Anytime you have a isolated populations variations go up but are they really different races, subspecies, or just normal variation of a far flung species with local adaptions?

Race is a human construct mostly to pit one group against another, etc for power, greed. Since they obviously breed well with each other we are the same.

As is the assumption we are smarter than they were/are. Fact is back then they would whip our bu--s. They might have to be smarter, remember better than we is as least as likely as the reverse.
1 / 5 (3) Apr 30, 2014
Large Numbers of Novel miRNAs Originate from DNA Transposons and Are Coincident with a Large Species Radiation in Bats http://mbe.oxford...abstract

A Cluster of Olfactory Receptor Genes Linked to Frugivory in Bats

Taken together we now see that the morphological and behavioral differences in species from microbes to man are due to ecological variation and nutrient-dependent pheromone-controlled ecological adaptations.
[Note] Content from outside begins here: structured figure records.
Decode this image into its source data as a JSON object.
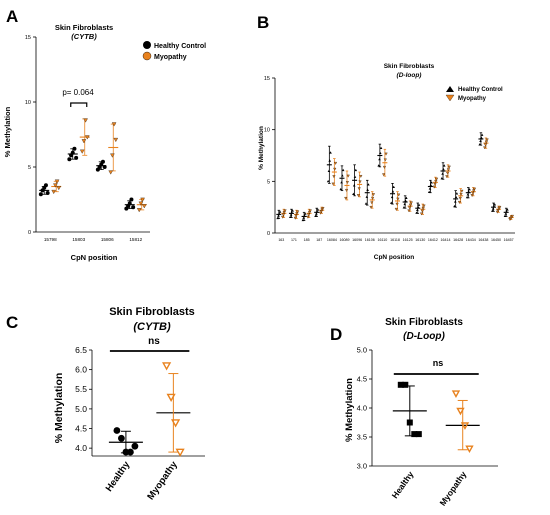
{
  "panels": [
    {
      "letter": "A",
      "title": "Skin Fibroblasts",
      "subtitle": "(CYTB)",
      "ylabel": "% Methylation",
      "xlabel": "CpN position",
      "legend": [
        "Healthy Control",
        "Myopathy"
      ],
      "annotation": "p= 0.064"
    },
    {
      "letter": "B",
      "title": "Skin Fibroblasts",
      "subtitle": "(D-loop)",
      "ylabel": "% Methylation",
      "xlabel": "CpN position",
      "legend": [
        "Healthy Control",
        "Myopathy"
      ]
    },
    {
      "letter": "C",
      "title": "Skin Fibroblasts",
      "subtitle": "(CYTB)",
      "ylabel": "% Methylation",
      "annotation": "ns"
    },
    {
      "letter": "D",
      "title": "Skin Fibroblasts",
      "subtitle": "(D-Loop)",
      "ylabel": "% Methylation",
      "annotation": "ns"
    }
  ],
  "colors": {
    "healthy": "#000000",
    "myopathy": "#E8821E"
  },
  "chart_data": [
    {
      "type": "scatter",
      "panel": "A",
      "categories": [
        "15798",
        "15803",
        "15806",
        "15812"
      ],
      "ylim": [
        0,
        15
      ],
      "yticks": [
        0,
        5,
        10,
        15
      ],
      "series": [
        {
          "name": "Healthy Control",
          "means": [
            3.2,
            6.0,
            5.1,
            2.1
          ],
          "sd": [
            0.3,
            0.4,
            0.3,
            0.3
          ],
          "points": [
            [
              2.9,
              3.2,
              3.4,
              3.6,
              3.0
            ],
            [
              5.6,
              5.9,
              6.1,
              6.4,
              5.7
            ],
            [
              4.8,
              5.0,
              5.2,
              5.4,
              5.0
            ],
            [
              1.8,
              2.0,
              2.2,
              2.5,
              1.9
            ]
          ]
        },
        {
          "name": "Myopathy",
          "means": [
            3.5,
            7.3,
            6.5,
            2.1
          ],
          "sd": [
            0.4,
            1.4,
            1.8,
            0.4
          ],
          "points": [
            [
              3.1,
              3.6,
              3.9,
              3.4
            ],
            [
              6.2,
              7.0,
              8.6,
              7.3
            ],
            [
              4.6,
              5.9,
              8.3,
              7.1
            ],
            [
              1.7,
              2.2,
              2.5,
              2.0
            ]
          ]
        }
      ]
    },
    {
      "type": "scatter",
      "panel": "B",
      "categories": [
        "163",
        "171",
        "185",
        "187",
        "16084",
        "16089",
        "16096",
        "16106",
        "16110",
        "16118",
        "16125",
        "16130",
        "16412",
        "16414",
        "16428",
        "16434",
        "16438",
        "16450",
        "16457"
      ],
      "ylim": [
        0,
        15
      ],
      "yticks": [
        0,
        5,
        10,
        15
      ],
      "series": [
        {
          "name": "Healthy Control",
          "means": [
            1.8,
            1.9,
            1.6,
            2.0,
            6.6,
            5.3,
            5.1,
            3.9,
            7.5,
            3.8,
            3.0,
            2.4,
            4.5,
            6.0,
            3.3,
            3.9,
            9.1,
            2.5,
            2.0
          ],
          "sd": [
            0.4,
            0.4,
            0.4,
            0.4,
            1.8,
            1.2,
            1.5,
            1.2,
            1.1,
            1.0,
            0.6,
            0.5,
            0.6,
            0.8,
            0.8,
            0.5,
            0.6,
            0.4,
            0.4
          ]
        },
        {
          "name": "Myopathy",
          "means": [
            1.9,
            1.8,
            1.9,
            2.2,
            5.9,
            4.6,
            4.7,
            3.2,
            6.8,
            3.1,
            2.6,
            2.3,
            4.9,
            6.0,
            3.6,
            4.0,
            8.7,
            2.3,
            1.5
          ],
          "sd": [
            0.4,
            0.4,
            0.4,
            0.3,
            1.3,
            1.4,
            1.2,
            0.8,
            1.3,
            0.9,
            0.5,
            0.5,
            0.5,
            0.6,
            0.7,
            0.4,
            0.5,
            0.3,
            0.2
          ]
        }
      ]
    },
    {
      "type": "scatter",
      "panel": "C",
      "categories": [
        "Healthy",
        "Myopathy"
      ],
      "ylim": [
        3.8,
        6.5
      ],
      "yticks": [
        4.0,
        4.5,
        5.0,
        5.5,
        6.0,
        6.5
      ],
      "series": [
        {
          "name": "Healthy",
          "mean": 4.15,
          "sd": [
            3.88,
            4.43
          ],
          "points": [
            4.45,
            4.25,
            3.9,
            3.9,
            4.05
          ]
        },
        {
          "name": "Myopathy",
          "mean": 4.9,
          "sd": [
            3.9,
            5.9
          ],
          "points": [
            6.1,
            5.3,
            4.65,
            3.9
          ]
        }
      ]
    },
    {
      "type": "scatter",
      "panel": "D",
      "categories": [
        "Healthy",
        "Myopathy"
      ],
      "ylim": [
        3.0,
        5.0
      ],
      "yticks": [
        3.0,
        3.5,
        4.0,
        4.5,
        5.0
      ],
      "series": [
        {
          "name": "Healthy",
          "mean": 3.95,
          "sd": [
            3.52,
            4.38
          ],
          "points": [
            4.4,
            4.4,
            3.75,
            3.55,
            3.55
          ]
        },
        {
          "name": "Myopathy",
          "mean": 3.7,
          "sd": [
            3.28,
            4.13
          ],
          "points": [
            4.25,
            3.95,
            3.7,
            3.3
          ]
        }
      ]
    }
  ]
}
The ecological adaptations begin with the experience-dependent de novo Creation of olfactory receptor genes in mammals, like bats and humans, but also in other vertebrates, like birds, and invertebrates, like bees.
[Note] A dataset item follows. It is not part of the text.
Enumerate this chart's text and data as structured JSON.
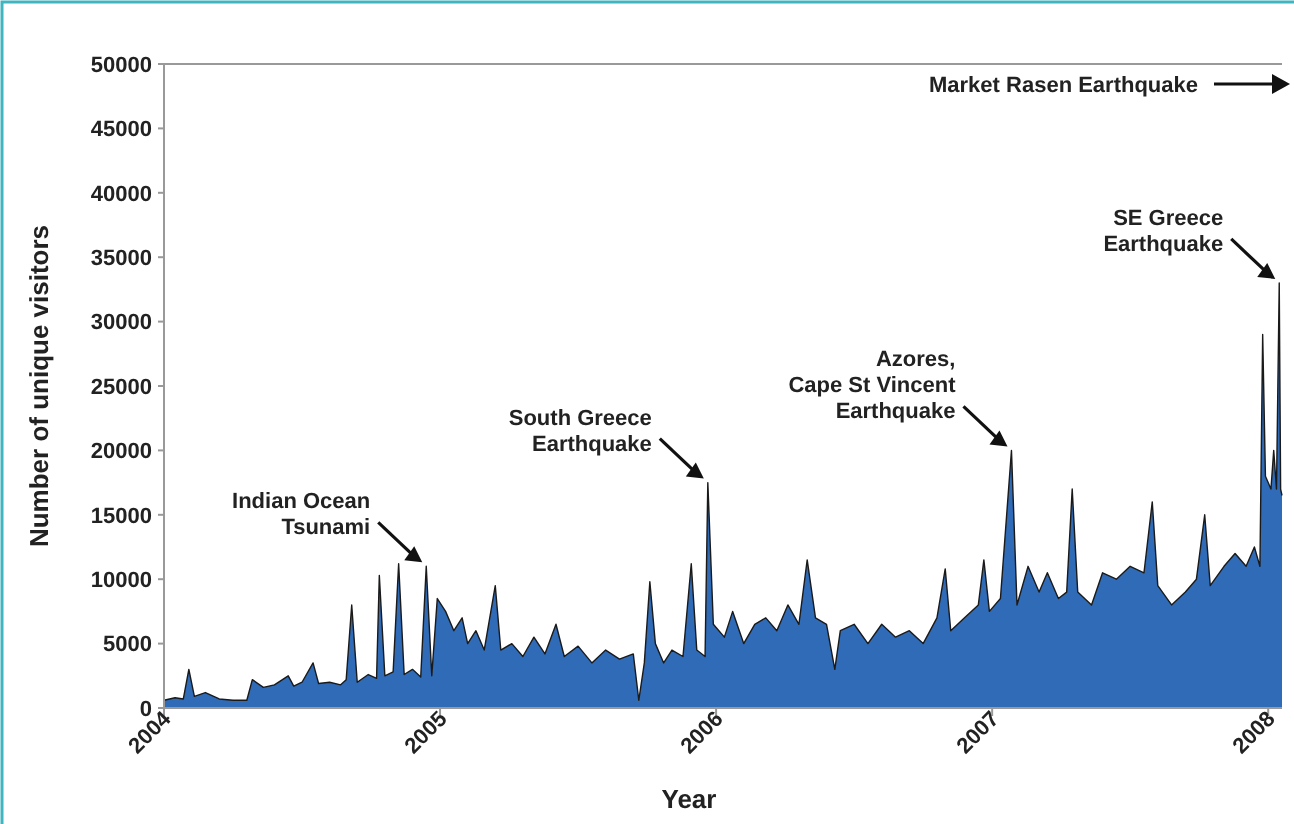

Thus, what we've learned about the birds and the bees links nutrient-dependent pheromone-controlled ecological adaptations to frugivory in bats and humans via conserved molecular mechanisms.
1 / 5 (2) May 01, 2014
I think the 'Out of Africa' origins of humanity is absolute bunkum. Everything points to the evolution of homo sapiens in S.E. Asia. Humans were already in South America 40 to 50 000 years ago likewise in Australia. Homo sapiens were in EurAsia 300 000 years ago. The problem here is stupidity! There were many versions of homo sapiens each evolving in isolated communities in various parts of the planet, a vastly different planet to that exists today. Early humans crossed INTO Africa some 200 000 years ago and some migrated back out of Africa some 60 000 years later. The Africans we are speaking about WERE NOT NEGROID! They were the people related to the southern African Bushman and not the negroid 'Bantu' people. Humans disseminated into so many different types from 3 meter tall giants to pigmies. They adapted to all shades of skin colour and became so diverse and unique that many could no longer breed with their ancient ancestors. Nearly all of these hybrid humans were eliminated.